Incidentally, this concept of oscillation should not blind us to linear forward movement at the same time; you never return to precisely where you were before.

NEW POWER CONFIGURATION IN EAST ASIA

Well, against this historical backdrop, where are we at this point? The answer, I think, is that we are at the threshold of a new power configuration in East Asia-a configuration whose component elements have existed for some time but whose elements are apparently now perceived and accepted as never before both in Washington and Peking.

To put the matter simply, what had been seen by both sides—but particularly by Americans-as a bipolar region must now be viewed as a quadrilateral region. The old stereotype of the United States and Japan, on the one side, pitted against the Soviet Union and China, on the other, is clearly an anachronism, well out of date. And while ideologies may and do die hard, nationalisms have inevitably begun to erode and supersede them.

Central to this change, of course, is the Sino-Soviet conflict-long apparent to trained observers but only belatedly accepted by our policymakers as a permanent fact of life. Also central to the change is the spectacular reemergence of Japan as an independent force in its own right. A further factor in the change-and this one is a bit harder to evaluate than the others-is at least the new American aspiration embodied in the so-called Nixon doctrine: namely, gradual American withdrawal from that grandiose role of East Asian and Southeast Asian gendarme that our victory over Japan and the ensuing cold war seemed to force upon us.
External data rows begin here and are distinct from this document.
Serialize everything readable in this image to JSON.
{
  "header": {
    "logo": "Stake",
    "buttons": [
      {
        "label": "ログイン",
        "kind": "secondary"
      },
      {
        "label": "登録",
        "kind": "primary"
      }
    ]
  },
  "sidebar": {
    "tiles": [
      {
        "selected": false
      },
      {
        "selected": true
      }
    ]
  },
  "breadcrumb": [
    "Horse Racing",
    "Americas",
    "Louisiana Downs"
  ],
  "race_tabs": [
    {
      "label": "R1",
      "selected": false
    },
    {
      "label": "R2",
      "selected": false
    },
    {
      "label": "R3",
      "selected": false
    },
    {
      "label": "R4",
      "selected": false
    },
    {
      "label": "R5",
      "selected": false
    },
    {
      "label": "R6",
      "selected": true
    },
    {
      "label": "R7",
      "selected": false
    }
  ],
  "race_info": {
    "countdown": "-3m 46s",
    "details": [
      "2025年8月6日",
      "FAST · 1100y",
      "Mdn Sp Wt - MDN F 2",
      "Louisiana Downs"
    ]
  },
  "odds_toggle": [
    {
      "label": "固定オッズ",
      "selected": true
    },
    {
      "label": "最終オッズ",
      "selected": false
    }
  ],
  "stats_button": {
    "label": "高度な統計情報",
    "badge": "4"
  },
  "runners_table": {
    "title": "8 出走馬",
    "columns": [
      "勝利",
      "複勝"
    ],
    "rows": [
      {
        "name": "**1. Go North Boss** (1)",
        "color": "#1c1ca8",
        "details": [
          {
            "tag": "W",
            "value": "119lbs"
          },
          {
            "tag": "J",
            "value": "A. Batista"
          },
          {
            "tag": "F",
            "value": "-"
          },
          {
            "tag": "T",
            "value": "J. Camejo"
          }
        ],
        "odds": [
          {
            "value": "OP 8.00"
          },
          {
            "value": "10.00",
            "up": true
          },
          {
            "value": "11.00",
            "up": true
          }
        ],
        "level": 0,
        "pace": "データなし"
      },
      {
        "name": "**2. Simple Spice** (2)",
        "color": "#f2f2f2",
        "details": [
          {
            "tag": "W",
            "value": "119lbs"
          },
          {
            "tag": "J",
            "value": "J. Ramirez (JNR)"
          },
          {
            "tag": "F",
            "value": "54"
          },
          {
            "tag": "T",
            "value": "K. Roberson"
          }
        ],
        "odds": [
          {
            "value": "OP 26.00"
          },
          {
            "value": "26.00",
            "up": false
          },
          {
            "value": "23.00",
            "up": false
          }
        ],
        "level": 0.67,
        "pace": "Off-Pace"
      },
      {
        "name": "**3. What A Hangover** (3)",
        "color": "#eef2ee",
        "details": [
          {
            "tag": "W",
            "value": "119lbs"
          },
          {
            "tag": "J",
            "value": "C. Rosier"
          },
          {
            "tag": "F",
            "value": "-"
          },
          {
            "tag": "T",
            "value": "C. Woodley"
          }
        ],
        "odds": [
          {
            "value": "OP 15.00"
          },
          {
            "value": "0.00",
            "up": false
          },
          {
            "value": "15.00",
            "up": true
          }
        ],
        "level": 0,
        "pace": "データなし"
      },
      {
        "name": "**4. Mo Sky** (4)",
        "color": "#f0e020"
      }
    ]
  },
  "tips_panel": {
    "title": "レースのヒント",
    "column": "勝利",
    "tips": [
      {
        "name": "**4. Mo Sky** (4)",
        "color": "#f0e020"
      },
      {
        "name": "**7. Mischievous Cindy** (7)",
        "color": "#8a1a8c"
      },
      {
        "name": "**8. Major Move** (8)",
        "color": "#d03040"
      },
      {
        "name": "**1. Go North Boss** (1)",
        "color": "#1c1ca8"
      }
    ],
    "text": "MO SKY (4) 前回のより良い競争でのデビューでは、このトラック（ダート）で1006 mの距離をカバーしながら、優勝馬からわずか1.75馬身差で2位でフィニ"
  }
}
So, Russia and China must be seen as independent entities. So, Japan must be similarly viewed. And so the United States seeks to recede from a forward posture of overcommitment to the regionseeks to recede, though may not know precisely how to do it. Four powers, four sets of national interests, are therefore coming into focus. Here are the makings of both instability and balance-a new situation of both danger and opportunity, discerned, one can be certain, in all four capitals.

Such a power configuration is hardly a new phenomenon in history. The essence of diplomacy has usually been the complex and delicate

process of negotiation within such a cluster of great powers in order to safeguard vital national interests, to resolve harmful conflicts, and to advance common goals-to make of the configuration a balance of some sort.

Yet, there is one striking anomaly in the evolving Asian picture, and that is quite obviously the exclusion of the region's most populous power from all agencies of international negotiation and conciliation. In fact the Chinese exclusion, and in the absence of normal diplomatic ties between Peking and either Washington or Tokyo, the move from power configuration to power balance is drastically impeded.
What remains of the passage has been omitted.